During yesterday’s Wisconsin primary election, a number of paper ballots were sent out in several counties that were reportedly too wide to be tabulated by the computerized optical-scan systems used to tally ballots in the state. The same exact thing happened just two weeks ago during the Illinois primary sending election officials into a panic and causing delays for some voters. Then, as now, the problem has been chalked up to a paper-cutting error by the printers. Perhaps that’s true, perhaps it’s not. We’ll take them at their word, barring evidence to the contrary. Innocent errors can and do happen. But whether that’s an accurate explanation or not, one way in which the failure was dealt with in both Illinois and Wisconsin continues to be extremely troubling and, frankly, offense: the practice of election workers manually “remaking” the ballots of voters after the election, in ostensible secret, and before they are tabulated.
… It has become standard practice across the country for election workers to actually create new ballots, by hand, out of ballots that cannot be read by optical-scan tallying computers. The workers either “remake” those ballots correctly or incorrectly. Who knows?

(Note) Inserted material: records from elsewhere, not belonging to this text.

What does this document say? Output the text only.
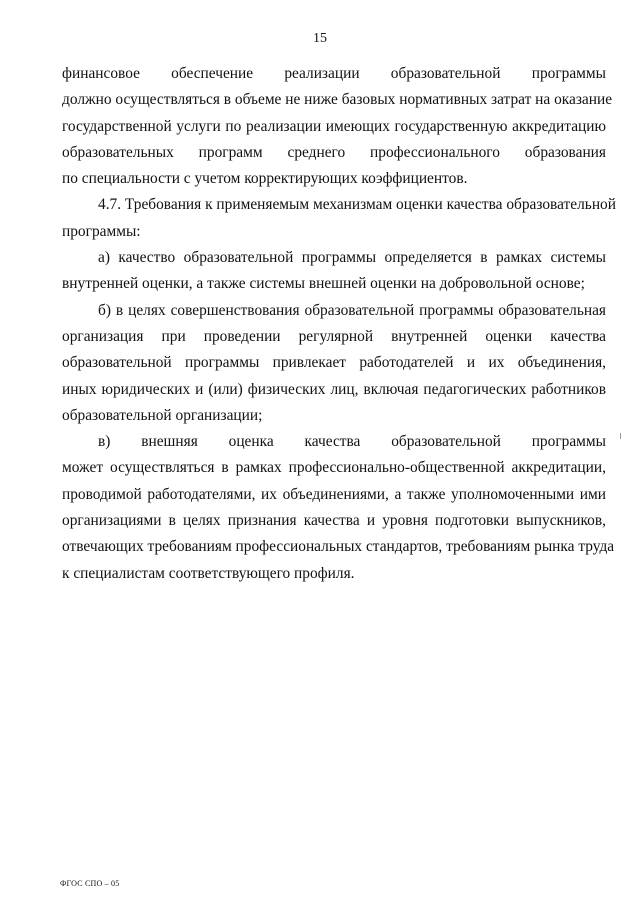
15

финансовое обеспечение реализации образовательной программы
должно осуществляться в объеме не ниже базовых нормативных затрат на оказание
государственной услуги по реализации имеющих государственную аккредитацию
образовательных программ среднего профессионального образования
по специальности с учетом корректирующих коэффициентов.

4.7. Требования к применяемым механизмам оценки качества образовательной
программы:

а) качество образовательной программы определяется в рамках системы
внутренней оценки, а также системы внешней оценки на добровольной основе;

б) в целях совершенствования образовательной программы образовательная
организация при проведении регулярной внутренней оценки качества
образовательной программы привлекает работодателей и их объединения,
иных юридических и (или) физических лиц, включая педагогических работников
образовательной организации;

в) внешняя оценка качества образовательной программы
может осуществляться в рамках профессионально-общественной аккредитации,
проводимой работодателями, их объединениями, а также уполномоченными ими
организациями в целях признания качества и уровня подготовки выпускников,
отвечающих требованиям профессиональных стандартов, требованиям рынка труда
к специалистам соответствующего профиля.

ФГОС СПО – 05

In some cases over the years, in places where touch-screen voting machines are used, but have broken down during the day — or in cases were voters preferred to use paper ballots, if allowed — votes cast on paper ballots are later actually punched into touch-screen e-voting systems by election workers. Again, the workers either carry out that sensitive, fraught-with-error operation either correctly or incorrectly. Who knows?